Fish & Richardson is the nation's leading patent firm, currently pursuing more than 600 infringement cases.
With his background, Davis will fit right in. He's currently the chief judge of the Eastern District of Texas, the nation's leading patent litigation venue, playing host to 1,425 suits last year.
If you're looking to join a prominent patent firm, you couldn't ask for a better stepping stone than the one Davis used. As a patent judge with a hot docket, you get to meet all the big players in patent litigation – and they get to meet you and size you up and see what you've got to offer.
So, East Texas now has another distinction. In addition to being a mecca for patent trolls, we now are serving as a training and placement service for patent judges who want to transition to the private sector.
We take no joy, however, in the appeal that our community has for trolls, the attorneys who represent them, and the judges who hear their often dubious cases, because we know that what attracts them repels almost everyone else.
In fact, we're in favor of anything that will reduce the appeal East Texas has for these self-serving characters.

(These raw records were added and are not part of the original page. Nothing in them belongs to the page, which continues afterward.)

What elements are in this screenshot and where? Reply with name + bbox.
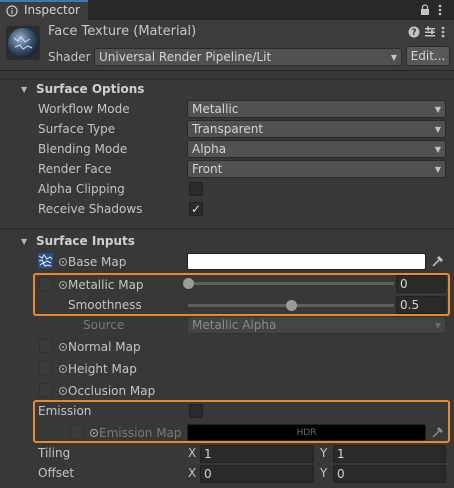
- svg-text:?: ?: [411, 28, 416, 38]
- foldout-arrow-icon[interactable]: ▼: [21, 237, 27, 246]
- chevron-down-icon: ▼: [390, 53, 397, 62]
- tiling-x-label: X: [188, 446, 197, 460]
- help-icon[interactable]: ?: [408, 26, 420, 38]
- height-map-texture-slot[interactable]: [39, 361, 53, 375]
- checkmark-icon: ✓: [190, 202, 202, 216]
- edit-shader-button[interactable]: Edit...: [406, 46, 450, 66]
- tiling-x-field[interactable]: 1: [200, 445, 314, 463]
- tiling-y-label: Y: [320, 446, 328, 460]
- emission-map-label: Emission Map: [99, 426, 182, 440]
- smoothness-label: Smoothness: [68, 298, 142, 312]
- material-preview-icon: [6, 26, 40, 60]
- occlusion-map-label: Occlusion Map: [68, 384, 156, 398]
- shader-label: Shader: [48, 50, 91, 64]
- offset-label: Offset: [38, 466, 75, 480]
- eyedropper-icon[interactable]: [431, 425, 445, 439]
- source-value: Metallic Alpha: [192, 318, 277, 332]
- metallic-map-label: Metallic Map: [68, 278, 144, 292]
- offset-x-field[interactable]: 0: [200, 465, 314, 483]
- smoothness-value: 0.5: [400, 298, 420, 312]
- emission-color-field[interactable]: HDR: [187, 424, 426, 441]
- section-divider: [0, 78, 454, 80]
- offset-x-label: X: [188, 466, 197, 480]
- surface-inputs-header[interactable]: Surface Inputs: [36, 234, 135, 248]
- blending-mode-label: Blending Mode: [38, 142, 128, 156]
- base-map-texture-icon[interactable]: [38, 253, 53, 268]
- offset-y-field[interactable]: 0: [333, 465, 446, 483]
- smoothness-slider-handle[interactable]: [286, 300, 297, 311]
- surface-options-header[interactable]: Surface Options: [36, 82, 144, 96]
- more-icon[interactable]: [441, 26, 445, 38]
- foldout-arrow-icon[interactable]: ▼: [21, 85, 27, 94]
- base-map-color-field[interactable]: [187, 253, 426, 270]
- texture-picker-icon[interactable]: [59, 365, 67, 373]
- tiling-x-value: 1: [204, 447, 212, 461]
- texture-picker-icon[interactable]: [59, 387, 67, 395]
- metallic-slider-track[interactable]: [188, 282, 394, 285]
- surface-type-value: Transparent: [192, 122, 264, 136]
- tab-inspector[interactable]: Inspector: [0, 0, 88, 20]
- workflow-mode-label: Workflow Mode: [38, 102, 130, 116]
- chevron-down-icon: ▼: [434, 125, 441, 134]
- chevron-down-icon: ▼: [434, 105, 441, 114]
- height-map-label: Height Map: [68, 362, 137, 376]
- blending-mode-value: Alpha: [192, 142, 227, 156]
- metallic-map-texture-slot[interactable]: [39, 277, 53, 291]
- metallic-slider-handle[interactable]: [183, 278, 194, 289]
- receive-shadows-label: Receive Shadows: [38, 202, 143, 216]
- material-title: Face Texture (Material): [48, 24, 197, 39]
- info-icon: [6, 5, 18, 17]
- source-label: Source: [83, 318, 125, 332]
- alpha-clipping-checkbox[interactable]: [189, 182, 203, 196]
- shader-dropdown[interactable]: Universal Render Pipeline/Lit ▼: [94, 48, 402, 66]
- render-face-value: Front: [192, 162, 223, 176]
- tiling-y-field[interactable]: 1: [333, 445, 446, 463]
- offset-y-value: 0: [337, 467, 345, 481]
- emission-checkbox[interactable]: [189, 404, 203, 418]
- surface-type-label: Surface Type: [38, 122, 116, 136]
- tiling-y-value: 1: [337, 447, 345, 461]
- alpha-clipping-label: Alpha Clipping: [38, 182, 125, 196]
- texture-picker-icon[interactable]: [59, 258, 67, 266]
- offset-y-label: Y: [320, 466, 328, 480]
- shader-value: Universal Render Pipeline/Lit: [99, 50, 272, 64]
- occlusion-map-texture-slot[interactable]: [39, 383, 53, 397]
- receive-shadows-checkbox[interactable]: ✓: [189, 202, 203, 216]
- chevron-down-icon: ▼: [434, 165, 441, 174]
- smoothness-value-field[interactable]: 0.5: [396, 296, 446, 314]
- metallic-value: 0: [400, 277, 408, 291]
- surface-type-dropdown[interactable]: Transparent ▼: [187, 120, 446, 138]
- section-divider: [0, 228, 454, 230]
- render-face-label: Render Face: [38, 162, 112, 176]
- texture-picker-icon[interactable]: [59, 343, 67, 351]
- workflow-mode-dropdown[interactable]: Metallic ▼: [187, 100, 446, 118]
- workflow-mode-value: Metallic: [192, 102, 239, 116]
- metallic-value-field[interactable]: 0: [396, 275, 446, 293]
- menu-icon[interactable]: [438, 4, 442, 16]
- base-map-label: Base Map: [68, 255, 127, 269]
- normal-map-label: Normal Map: [68, 340, 141, 354]
- presets-icon[interactable]: [424, 26, 436, 38]
- texture-picker-icon[interactable]: [90, 429, 98, 437]
- emission-label: Emission: [38, 404, 92, 418]
- blending-mode-dropdown[interactable]: Alpha ▼: [187, 140, 446, 158]
- texture-picker-icon[interactable]: [59, 281, 67, 289]
- chevron-down-icon: ▼: [434, 145, 441, 154]
- render-face-dropdown[interactable]: Front ▼: [187, 160, 446, 178]
- emission-map-texture-slot[interactable]: [70, 425, 84, 439]
- tab-label: Inspector: [24, 3, 80, 17]
- eyedropper-icon[interactable]: [431, 254, 445, 268]
- lock-icon[interactable]: [420, 4, 430, 16]
- tiling-label: Tiling: [38, 446, 71, 460]
- chevron-down-icon: ▼: [434, 321, 441, 330]
- normal-map-texture-slot[interactable]: [39, 339, 53, 353]
- source-dropdown[interactable]: Metallic Alpha ▼: [187, 316, 446, 334]
- offset-x-value: 0: [204, 467, 212, 481]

One promising measure is the Innovation Act, federal legislation supported by Texan John Cornyn that would reduce the incentives for filing frivolous patent infringement lawsuits. The law stands a good chance of passage now that Harry Reid is no longer Senate Majority Leader.
Last year, Reid blocked consideration of a bipartisan patent reform bill.
Cornyn lamented that Reid had “allowed the demands of one special interest group to trump a bipartisan will in Congress and the overwhelming support of innovators and job creators.”
That one special interest group can trump the will of most East Texans has to be stopped.